1本あたりほぼ20ページ固定のそう多くない分量でエロシーン支配率もさほど高い部類ではないけれど、いったん想い合うハートを確認し合えばただちに熱烈ファック突入のエモーショナルな濡れ場はなかなかに扇情的。ただの日常会話が徐々に愛し合う2人の睦言へと変化してゆくその変遷を描くのが抜群に上手いのだ。加えて本気モードに入ってからヒロインが積極的に行為へ没入しほおを真っ赤に染めながらイキ狂うさまを表情のドアップ多用で逐一追いかけるさまがナイス。最愛の男子に固く抱きつきながら子袋の許容量いっぱいに膣内射精されはしたなく絶頂する彼女らの艶姿でティッシュの消費量もうなぎ登り。
憎からず思う2人は徐々に距離を縮めいつしか唇を重ねやがて褥へとくずおれてゆく。なにかに憑かれたかのごとくお互いの敏感な部分を執拗にまさぐり合い本番へ向け一直線。すっかり準備万端の秘密の花園へいきり立つ怒張をせわしなくねじこみ性器どうしの真剣勝負がスタートだ。愛する女の乳首を吸い愛する男の肩にしがみついてカップルたちは狂おしく交合に没頭する。両者とも愛の言葉が日本語にならない絶叫へと変わり果てたら絶頂も間近。執拗に中田氏を懇願するヒロインのドスケベまんこのその奥へ特濃ザーメンの奔流を叩きつけフィニッシュ。

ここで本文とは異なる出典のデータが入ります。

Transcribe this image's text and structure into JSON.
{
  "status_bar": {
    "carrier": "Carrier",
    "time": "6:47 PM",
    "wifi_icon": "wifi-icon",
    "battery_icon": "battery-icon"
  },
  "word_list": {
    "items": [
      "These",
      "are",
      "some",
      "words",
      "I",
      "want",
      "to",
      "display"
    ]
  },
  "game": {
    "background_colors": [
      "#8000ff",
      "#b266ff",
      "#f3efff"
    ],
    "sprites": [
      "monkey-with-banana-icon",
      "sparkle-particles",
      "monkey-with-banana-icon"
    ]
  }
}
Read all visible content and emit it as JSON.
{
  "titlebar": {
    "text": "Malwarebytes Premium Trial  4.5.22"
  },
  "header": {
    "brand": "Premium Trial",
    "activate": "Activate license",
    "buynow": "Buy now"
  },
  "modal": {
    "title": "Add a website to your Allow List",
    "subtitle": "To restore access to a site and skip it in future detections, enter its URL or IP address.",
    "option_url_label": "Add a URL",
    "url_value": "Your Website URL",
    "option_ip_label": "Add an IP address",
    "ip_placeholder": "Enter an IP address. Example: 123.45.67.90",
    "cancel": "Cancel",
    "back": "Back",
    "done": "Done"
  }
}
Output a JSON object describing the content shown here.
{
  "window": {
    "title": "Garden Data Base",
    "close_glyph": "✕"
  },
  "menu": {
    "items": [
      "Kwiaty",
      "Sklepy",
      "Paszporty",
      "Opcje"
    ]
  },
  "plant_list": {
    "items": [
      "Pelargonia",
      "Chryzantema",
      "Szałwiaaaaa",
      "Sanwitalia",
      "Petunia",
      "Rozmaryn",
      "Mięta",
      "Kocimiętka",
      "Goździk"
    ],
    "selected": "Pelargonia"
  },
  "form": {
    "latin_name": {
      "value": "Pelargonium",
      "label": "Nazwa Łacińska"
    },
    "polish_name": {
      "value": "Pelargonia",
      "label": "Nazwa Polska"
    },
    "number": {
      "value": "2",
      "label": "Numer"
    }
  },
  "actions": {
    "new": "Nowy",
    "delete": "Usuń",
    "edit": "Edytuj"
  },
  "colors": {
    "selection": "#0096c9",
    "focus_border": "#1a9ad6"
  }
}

端整ではあるけれど売れ線ど真ん中のヴィジュアルというわけではないし、近ごろ流行りの万事快調全知全能俺TUEEEEE系の展開をお望みの方にはハッキリ言って不向きだけど、恋に恋する彼氏彼女の高揚する想いをヴァーチャルに追体験するにはもってこいの1冊。まだまだ作画には粗い部分も散見され、また誠実な語り口とはいえ多少は物語にケレン味があってもいいとは思うけれど、そのへんは今後いくらでも向上させていける部分。個人的には直近の快楽天に載っていた三白眼女子のお話(今回未収録)が非常にグッと来たので、それが入るはずの2冊めがものすごく楽しみだ。今作コンテンツのなかでは、唯一の連作でありバリバリの広島弁で同級生男子に迫り来るヒロインがむやみにキュートな「見よるやろ?」/「もっと! 見よるやろ?」と、一見おとなしくルックスも地味めな彼女は超エロエロで……の「ほんとのところ」でもってマイサンを酷使。